Pound wrote "to break the pentameter, that was the first heave". People objected that without meter there was no poetry, yet poetry survived. The resulting poems didn't have to somehow compensate for the loss of meter. Though meter had sometimes been used to effect, often it wasn't - it was just habit - so leaving it out merely removed the superfluous. Maybe line-breaks are the next to go. People will complain of course, and of course line-breaks will still have their uses, but they've become so much a habit that even their users struggle to explain them. If in doubt, leave them out. Let rhythmic, articulated sentences recover their lost potency, making line-breaks seem rather heavy-handed, more suited to ads and teleprompters.
Try the task below with a poem. For each version, start with a non-line-broken text.
- Lay the text out in rectangles, 2 lines per stanza, lines over 8cm long. Isolate the final line if you wish
- Lay the text out in rectangles, 5 lines per stanza. lines less than 5cm long. Isolate the final line if you wish
- Break it into stanzas as you'd break prose into paragraphs. Then break lines at the clause-break nearest to the 6cm mark.
- Look for a place or two where you can add a clever line-break (at the word "break" for example, or "he was good/ for nothing"). Then break the other lines so that the resulting poem's lines are all about 6cm long. Add a stanza break half way through the poem.
Give these versions out. Ask people to put a "1" by a line-break that deserves a point, a "-1" by line-breaks that detract from the poem, and nothing beside line-breaks that do nothing. Try to have some people who read many novels/stories but no poetry amongst your audience. Assess the results. In how many of the versions does the line-break total score come out positive? In particular, ask yourself why the line-breaks with a "-1" beside them need to be there. Then consider removing the line-breaks that have nothing beside them - if they do nothing, why clutter the poem with them? Or do the results suggest that the more line-breaks used the better?
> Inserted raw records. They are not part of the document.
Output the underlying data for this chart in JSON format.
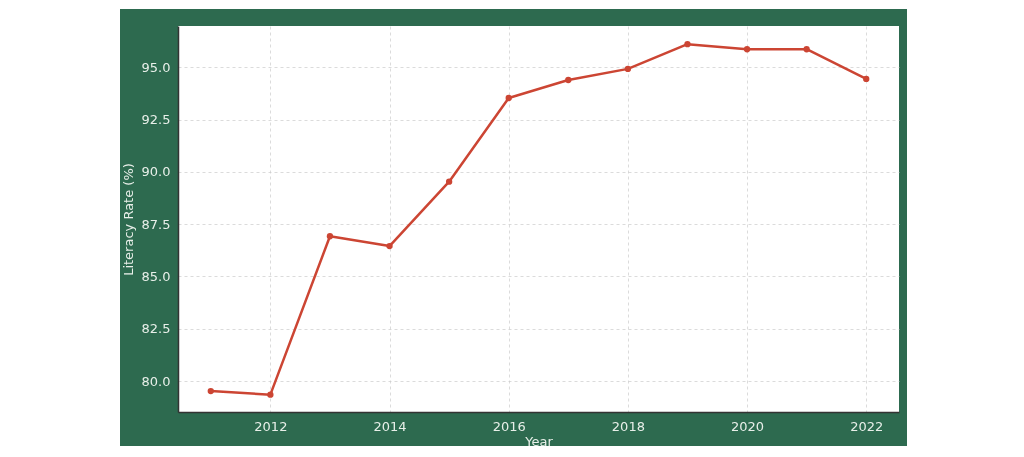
{
  "chart_data": {
    "type": "line",
    "xlabel": "Year",
    "ylabel": "Literacy Rate (%)",
    "x": [
      2011,
      2012,
      2013,
      2014,
      2015,
      2016,
      2017,
      2018,
      2019,
      2020,
      2021,
      2022
    ],
    "series": [
      {
        "color": "#cc4533",
        "values": [
          79.52,
          79.35,
          86.92,
          86.45,
          89.53,
          93.53,
          94.39,
          94.92,
          96.1,
          95.86,
          95.86,
          94.44
        ]
      }
    ],
    "xlim": [
      2010.45,
      2022.55
    ],
    "xticks": [
      2012,
      2014,
      2016,
      2018,
      2020,
      2022
    ],
    "ylim": [
      78.52,
      96.97
    ],
    "yticks": [
      {
        "value": 80,
        "label": "80.0"
      },
      82.5,
      {
        "value": 85,
        "label": "85.0"
      },
      87.5,
      {
        "value": 90,
        "label": "90.0"
      },
      92.5,
      {
        "value": 95,
        "label": "95.0"
      }
    ],
    "grid": true,
    "marker": "circle",
    "line_style": "solid"
  }
}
You might try scoring the adverbs and adjectives while you're at it, culling those that don't earn their keep.
There may well be more uniformity of opinion amongst the poetry-reading (aka poetry-writing) audience than amongst the general audience. The poets know that line-breaks can be used to
- suggest to the reader the overall reading-strategy to adopt
- disrupt the language
- create units of breath
- create units of meaning
- replace punctuation
- create a pause (less than a comma)
- emphasize the final word of the line
- emphasize the first word of the next line (US poets moreso than UK ones do line-breaks like "the/ death", leaving a minor word at the end of the line)
- create a shape poem
- force a premature parse ("he fell/ asleep")
- set up a pattern of line-length expectation (or clause/line-ending synchronisation) that can be used to surprize the reader
In fact, it's rather hard not to be able to find an excuse for any particular line-break. And it's hard not to sound like a boring kill-joy when trying to describe why a line-break isn't good enough. Moreover, some people tend to be defensive about their line-breaks, especially if the poets can't explain why the line-breaks (which begin to be described as "powerful") have to be just so - it's a personal thing, part of their "voice", the last vestige of visual evidence that they're writing poetry rather than prose. One of the outcomes of the above exercise is to gain experience at discrediting line-breaks so one is able to perceive that adding a line-break is taking a risk, that there are disadvantages too. If there aren't, we'd all be writing long, thin poems.
I sometimes use rhyme (and half-rhyme). I usually use line-breaks, and often my stanzas are bricks. Like the rhymes the line-breaks vary in their "strength". Much of the time I use line-breaks because other people do - they're the default, they're what readers expect, and they're easy for readers to ignore (easier than ignoring the lack of line-breaks in "prose poetry").
The book I've got the most from on this subject is Next word, better word by Stephen Dobyns. He points out that for some (generations of) poets, "many of their lines appear flaccid and lack any apparent reason why a line is broken this way rather than that. Their lines often read like prose". However, not all poetry's like that - "Rewrite Gluck's poem with end-stopped lines and it would read as prose, while if the same were done to Lux's poem, it would still read as a poem, though a much weaker one". He points out that readers can find in prose the patterns of sounds and pauses they appreciate in free verse. He spends 3 pages on this first sentence from Henry James' "The Middle Years" - "The April day was soft and bright, and poor Dencombe, happy in the conceit of reasserted strength, stood in the garden of the hotel, comparing, with a deliberation in which, however, there was still something of langour, the attractions of easy strolls".
The stage/page issue arises with line-breaks too. In his book Dobyns write that "Wallace Stevens, when he read his poetry, never audibly broke the line". At the other extreme is the poet I heard who read his poem (shaped like a temple) so that his pauses matched the length of the spaces on the page! As an experiment it would be interesting to see where listeners think a poem's line-breaks are.